Zirai don, özellikle bahar aylarında bağların en hassas döneminde, Narince yapraklarını adeta hedef aldı. Gece saatlerinde sıcaklığın ani düşüşü, yaprakların henüz olgunlaşmamış, taze sürgünlerini ve körpe dokularını dondurdu. Bölgedeki bağların büyük bir kısmında yapraklar solgunlaşarak kurudu, bazı alanlarda ise tamamen yok oldu. Narince yapraklarının karakteristik inceliği, bu kez ona karşı bir dezavantaj oldu; soğuğa karşı direnç gösteremeyen yapraklar, dallarında cansız bir hal aldı.

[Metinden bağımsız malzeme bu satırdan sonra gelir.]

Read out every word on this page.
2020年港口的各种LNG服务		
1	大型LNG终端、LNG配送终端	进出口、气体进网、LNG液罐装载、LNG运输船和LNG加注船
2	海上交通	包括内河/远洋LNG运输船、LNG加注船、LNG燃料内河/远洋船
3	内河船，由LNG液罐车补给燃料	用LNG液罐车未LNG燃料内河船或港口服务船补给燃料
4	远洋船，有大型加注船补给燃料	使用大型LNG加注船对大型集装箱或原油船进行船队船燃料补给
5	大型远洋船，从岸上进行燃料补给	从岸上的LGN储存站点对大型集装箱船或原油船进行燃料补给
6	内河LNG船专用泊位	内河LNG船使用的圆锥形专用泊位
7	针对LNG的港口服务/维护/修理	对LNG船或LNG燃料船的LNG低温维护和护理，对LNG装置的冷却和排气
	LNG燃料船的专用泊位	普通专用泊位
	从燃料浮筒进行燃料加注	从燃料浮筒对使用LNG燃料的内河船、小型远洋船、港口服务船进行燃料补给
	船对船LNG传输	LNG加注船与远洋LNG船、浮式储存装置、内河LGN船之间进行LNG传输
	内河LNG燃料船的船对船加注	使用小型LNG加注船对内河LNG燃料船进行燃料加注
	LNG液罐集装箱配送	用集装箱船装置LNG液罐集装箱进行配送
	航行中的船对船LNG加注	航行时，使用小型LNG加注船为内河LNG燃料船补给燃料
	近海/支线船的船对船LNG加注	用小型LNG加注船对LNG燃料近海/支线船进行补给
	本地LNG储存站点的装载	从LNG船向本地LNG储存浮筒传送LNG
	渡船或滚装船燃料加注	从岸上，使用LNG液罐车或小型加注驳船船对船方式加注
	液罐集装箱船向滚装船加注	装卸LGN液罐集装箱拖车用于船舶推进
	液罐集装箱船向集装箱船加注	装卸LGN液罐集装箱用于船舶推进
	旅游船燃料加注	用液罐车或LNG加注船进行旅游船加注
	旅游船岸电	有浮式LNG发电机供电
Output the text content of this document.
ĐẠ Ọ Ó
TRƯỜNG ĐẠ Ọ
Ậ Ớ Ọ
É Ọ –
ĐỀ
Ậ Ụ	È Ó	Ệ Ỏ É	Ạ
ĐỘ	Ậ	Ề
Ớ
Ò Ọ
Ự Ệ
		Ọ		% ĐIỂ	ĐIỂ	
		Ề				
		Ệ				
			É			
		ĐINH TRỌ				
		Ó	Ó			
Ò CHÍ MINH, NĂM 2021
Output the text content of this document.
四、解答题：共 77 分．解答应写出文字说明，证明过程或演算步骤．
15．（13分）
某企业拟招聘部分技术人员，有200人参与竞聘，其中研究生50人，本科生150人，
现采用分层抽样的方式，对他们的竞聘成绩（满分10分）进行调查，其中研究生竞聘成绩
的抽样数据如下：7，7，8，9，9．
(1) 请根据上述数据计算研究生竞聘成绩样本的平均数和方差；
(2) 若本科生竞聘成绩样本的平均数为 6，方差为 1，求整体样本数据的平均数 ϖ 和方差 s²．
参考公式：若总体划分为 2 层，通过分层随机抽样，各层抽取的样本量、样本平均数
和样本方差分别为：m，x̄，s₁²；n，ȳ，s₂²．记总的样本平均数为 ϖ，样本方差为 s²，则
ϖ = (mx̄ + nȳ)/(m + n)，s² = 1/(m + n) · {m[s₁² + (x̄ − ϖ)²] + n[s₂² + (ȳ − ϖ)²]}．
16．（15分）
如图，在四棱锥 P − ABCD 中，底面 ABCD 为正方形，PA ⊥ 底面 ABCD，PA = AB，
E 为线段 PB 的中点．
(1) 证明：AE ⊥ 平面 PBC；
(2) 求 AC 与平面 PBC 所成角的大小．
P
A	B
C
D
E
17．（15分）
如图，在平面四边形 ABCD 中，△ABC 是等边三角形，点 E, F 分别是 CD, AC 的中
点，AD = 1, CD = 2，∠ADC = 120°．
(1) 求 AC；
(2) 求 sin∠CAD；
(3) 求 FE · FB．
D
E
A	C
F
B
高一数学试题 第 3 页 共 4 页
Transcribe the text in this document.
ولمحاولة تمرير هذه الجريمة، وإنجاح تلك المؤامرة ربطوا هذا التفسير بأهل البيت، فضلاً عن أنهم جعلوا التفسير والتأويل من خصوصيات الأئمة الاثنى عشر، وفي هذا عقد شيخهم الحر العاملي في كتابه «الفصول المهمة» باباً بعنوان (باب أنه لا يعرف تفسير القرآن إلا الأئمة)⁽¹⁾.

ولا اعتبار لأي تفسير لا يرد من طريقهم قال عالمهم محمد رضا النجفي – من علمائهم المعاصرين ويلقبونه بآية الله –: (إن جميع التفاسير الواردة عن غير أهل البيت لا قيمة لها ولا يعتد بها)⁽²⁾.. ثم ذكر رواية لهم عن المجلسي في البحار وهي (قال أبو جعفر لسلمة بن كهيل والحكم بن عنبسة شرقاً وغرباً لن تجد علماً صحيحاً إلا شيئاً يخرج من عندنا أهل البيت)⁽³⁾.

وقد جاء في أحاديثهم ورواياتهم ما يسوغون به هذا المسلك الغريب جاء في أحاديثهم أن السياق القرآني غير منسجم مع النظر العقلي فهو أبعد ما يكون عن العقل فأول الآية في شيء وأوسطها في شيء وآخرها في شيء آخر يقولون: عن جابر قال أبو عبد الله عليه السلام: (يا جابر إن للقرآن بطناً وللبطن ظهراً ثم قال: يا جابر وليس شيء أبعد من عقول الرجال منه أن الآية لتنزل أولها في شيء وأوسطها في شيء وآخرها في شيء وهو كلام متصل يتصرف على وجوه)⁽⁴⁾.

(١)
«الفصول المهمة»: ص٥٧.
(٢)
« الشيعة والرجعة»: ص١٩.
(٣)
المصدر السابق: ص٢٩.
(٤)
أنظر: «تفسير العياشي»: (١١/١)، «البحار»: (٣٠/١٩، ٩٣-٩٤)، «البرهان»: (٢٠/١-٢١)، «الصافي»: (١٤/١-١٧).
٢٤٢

Tokat’ın Narince bağları, sadece sarmalık yapraklarıyla değil, aynı zamanda bu yaprakların bölge mutfağındaki rolüyle de ünlü. Ancak bu yılki don felaketi, yaprak üretimini ciddi şekilde sekteye uğrattı. Hasar gören bağlarda, yaprakların toplanabilir kısmı yok denecek kadar azaldı. Bu durum, hem yerel pazarları hem de Narince yaprağını Türkiye’nin dört bir yanına ulaştıran tedarik zincirini olumsuz etkiledi. Tokat’ın sarmalarına lezzet katan, dolmalık yaprakların o benzersiz tadı, bu sezon sofralarda daha az yer bulabilir.
Narince bağ yapraklarının kaybı, Tokat’ın doğal güzelliklerinden biri olan bağ manzaralarını da etkiledi. Yeşilin bin tonunu barındıran bağlar, donun ardından yer yer kahverengiye büründü. Bu manzara, Narince’nin sadece bir tarım ürünü değil, aynı zamanda bölgenin kimliğinin bir parçası olduğunu bir kez daha hatırlattı. Zirai donun gölgesinde, Narince yapraklarının geleceği belirsizliğini korurken, bu eşsiz lezzet mirasının yeniden canlanması için umutlar gelecek bahara taşındı.